One dead, 14 injured in shooting at Fort Hood, U.S. official says
FORT HOOD, TEXAS—A senior U.S. defence official says one person is dead and 14 wounded in a shooting at the Army’s Fort Hood base in Texas.
The official spoke on condition of anonymity because the official was not authorized to discuss the information publicly.
The base, the scene of a mass shooting in 2009, confirmed the Wednesday shooting in a brief statement posted online. The statement also said emergency crews were on the scene and that further details were not yet known.
The Bell’s County Sheriff’s Office dispatched deputies and troopers from the Texas Department of Public Safety to the nearby post after receiving reports of an “active shooter,” sheriff’s Lt. Donnie Adams said. FBI spokeswoman Michelle Lee said its agents were also headed to the scene.
On its Twitter feed and Facebook page, Fort Hood on Wednesday ordered everyone on base to “shelter in place.” The 1st Calvary Division, which is based at Fort Hood, sent a Twitter alert telling people on base to close doors and stay away from windows.
White House spokesman Josh Earnest said the president has been informed of the reports of a shooting at Fort Hood and will continue to receive updates as he attends a pair of Democratic Party fundraisers in Chicago.
Family members gathered near the main gate of the sprawling military base as a stream of police cars approached. Service members throughout the base were not permitted to leave their offices and quarters, and those outdoors were immediately ushered inside.
Spc. Cody Bishop, 28, said his company of about 140 soldiers was in formation on a training exercise when the order came to shelter in place.
“We were standing in formation. They suddenly called everybody inside. They said stay inside. You can't even go outside.”
Bishop said soldiers immediately gathered around television sets to try to learn what was going on. “We've got four different news channels on and getting four different reports,” he said.
As best he could tell, the shooting occurred about seven miles away from where he was, Bishop said.
He texted his wife, with whom he lives off base with his son, that he was OK.
In 2009, 13 people were killed and more than 30 wounded at Fort Hood in what was the deadliest attack on a domestic U.S. military installation in history.

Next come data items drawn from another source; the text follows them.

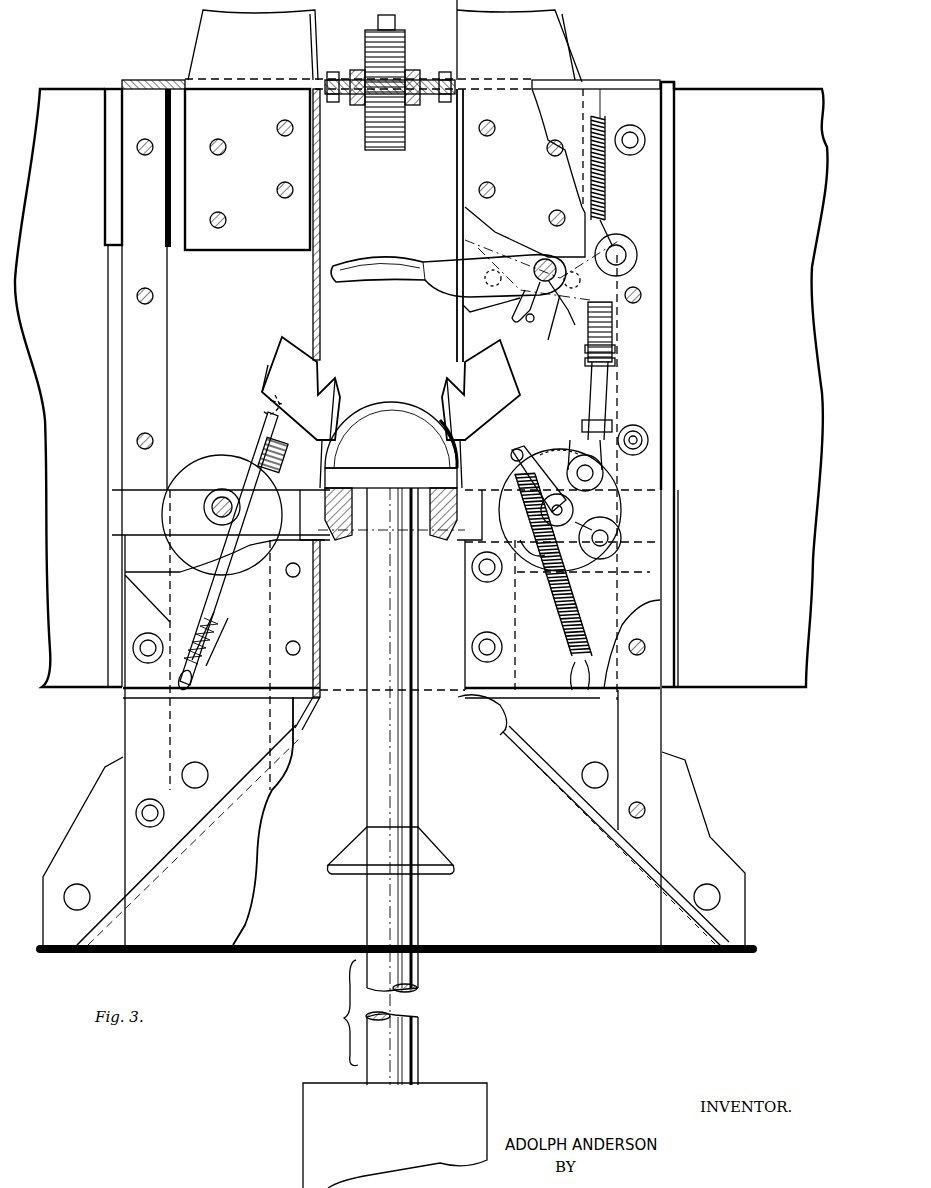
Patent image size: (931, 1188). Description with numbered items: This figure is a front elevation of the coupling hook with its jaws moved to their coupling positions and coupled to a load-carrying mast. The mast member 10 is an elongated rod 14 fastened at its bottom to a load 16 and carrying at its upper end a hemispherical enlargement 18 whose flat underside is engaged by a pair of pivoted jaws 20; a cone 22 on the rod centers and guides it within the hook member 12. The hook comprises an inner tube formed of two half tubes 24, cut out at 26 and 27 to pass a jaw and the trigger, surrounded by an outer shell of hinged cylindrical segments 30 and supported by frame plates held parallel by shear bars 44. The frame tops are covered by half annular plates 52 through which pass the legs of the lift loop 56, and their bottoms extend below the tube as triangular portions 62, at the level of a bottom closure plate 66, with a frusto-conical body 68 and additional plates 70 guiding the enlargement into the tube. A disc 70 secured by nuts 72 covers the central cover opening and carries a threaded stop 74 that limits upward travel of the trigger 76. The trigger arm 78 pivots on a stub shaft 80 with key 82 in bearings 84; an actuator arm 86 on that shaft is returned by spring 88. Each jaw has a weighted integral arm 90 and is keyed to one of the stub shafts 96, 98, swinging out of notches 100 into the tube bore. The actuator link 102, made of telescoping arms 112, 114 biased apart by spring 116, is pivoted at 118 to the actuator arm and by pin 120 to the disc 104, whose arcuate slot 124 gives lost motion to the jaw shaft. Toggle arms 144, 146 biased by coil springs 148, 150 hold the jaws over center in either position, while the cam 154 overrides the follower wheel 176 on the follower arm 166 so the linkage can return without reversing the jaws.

The mast member 10 is at (444, 954).
The hook member 12 is at (696, 730).
The elongated rod 14 is at (420, 806).
The load 16 is at (468, 1083).
The enlargement 18 is at (400, 444).
The pivoted jaws 20 is at (346, 548).
The cone 22 is at (440, 852).
The half tubes 24 is at (320, 632).
The cut-outs 26 is at (338, 398).
The cut-outs 27 is at (458, 244).
The cylindrical segments 30 is at (75, 288).
The shear bars 44 is at (158, 353).
The half annular plates 52 is at (600, 82).
The lift loop 56 is at (572, 32).
The triangular portions 62 is at (282, 750).
The bottom closure plate 66 is at (120, 698).
The frusto-conical body 68 is at (598, 840).
The additional plates / disc 70 is at (412, 100).
The nuts 72 is at (333, 72).
The threaded stop 74 is at (365, 130).
The trigger 76 is at (386, 258).
The arm 78 is at (458, 306).
The stub shaft 80 is at (510, 319).
The key 82 is at (561, 303).
The bearings 84 is at (561, 325).
The actuator arm 86 is at (604, 224).
The spring 88 is at (602, 186).
The integral arm 90 is at (162, 576).
The stub shaft 96 is at (591, 509).
The stub shaft 98 is at (208, 520).
The notches 100 is at (272, 362).
The actuator link 102 is at (606, 395).
The disc 104 is at (553, 564).
The telescoping arm 112 is at (610, 414).
The telescoping arm 114 is at (610, 370).
The spring 116 is at (612, 348).
The pivotal connection 118 is at (637, 257).
The pin 120 is at (604, 474).
The arcuate slot 124 is at (538, 469).
The toggle arm 144 is at (554, 428).
The toggle arm 146 is at (262, 438).
The coil spring 148 is at (580, 625).
The coil spring 150 is at (198, 648).
The cam 154 is at (575, 510).
The cam follower arm 166 is at (612, 548).
The cam follower wheel 176 is at (522, 532).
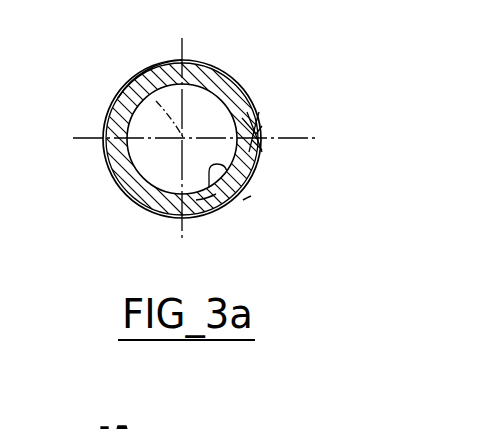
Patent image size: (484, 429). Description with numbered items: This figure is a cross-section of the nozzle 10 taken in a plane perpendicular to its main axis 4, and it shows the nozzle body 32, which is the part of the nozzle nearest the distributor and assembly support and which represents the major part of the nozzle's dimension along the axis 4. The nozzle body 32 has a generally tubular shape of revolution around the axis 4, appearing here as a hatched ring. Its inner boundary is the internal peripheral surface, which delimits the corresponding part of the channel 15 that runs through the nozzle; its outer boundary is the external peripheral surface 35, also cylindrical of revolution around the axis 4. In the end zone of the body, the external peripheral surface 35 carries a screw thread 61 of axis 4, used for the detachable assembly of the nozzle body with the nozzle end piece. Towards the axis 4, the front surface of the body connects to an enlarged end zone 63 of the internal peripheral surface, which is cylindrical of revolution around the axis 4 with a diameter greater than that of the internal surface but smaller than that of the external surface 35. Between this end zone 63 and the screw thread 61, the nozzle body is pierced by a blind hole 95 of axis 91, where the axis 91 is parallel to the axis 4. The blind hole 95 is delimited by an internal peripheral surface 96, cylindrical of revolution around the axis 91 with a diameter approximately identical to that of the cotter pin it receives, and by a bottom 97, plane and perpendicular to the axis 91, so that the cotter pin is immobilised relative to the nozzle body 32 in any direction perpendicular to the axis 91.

The nozzle 10 is at (129, 209).
The nozzle body 32 is at (118, 100).
The axis 4 is at (151, 71).
The channel 15 is at (142, 157).
The bottom 97 is at (238, 134).
The internal peripheral surface 96 is at (250, 134).
The blind hole 95 is at (263, 137).
The axis 91 is at (296, 137).
The external peripheral surface 35 is at (255, 163).
The end zone 63 is at (213, 212).
The screw thread 61 is at (247, 196).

Army psychiatrist Nidal Hasan was convicted and sentenced to death last year in the Nov. 5, 2009, attack on his fellow soldiers as they waited inside a crowded building at Fort Hood. Soldiers there were waiting to get vaccines and routine paperwork after recently returning from deployments or while preparing to go to Afghanistan and Iraq.
According to testimony during Hasan’s trial last August, Hasan walked inside carrying two weapons and several loaded magazines, shouted “Allahu Akbar!” — Arabic for “God is great!” — and opened fire with a handgun.
Witnesses said he targeted soldiers as he walked through the building, leaving pools of blood, spent casings and dying soldiers on the floor. Photos of the scene were shown to the 13 officers on the military jury.
The rampage ended when Hasan was shot in the back by Fort Hood police officers outside the building, which left him paralyzed from the waist down. Hasan is now on death row at the military prison at Fort Leavenworth in Kansas.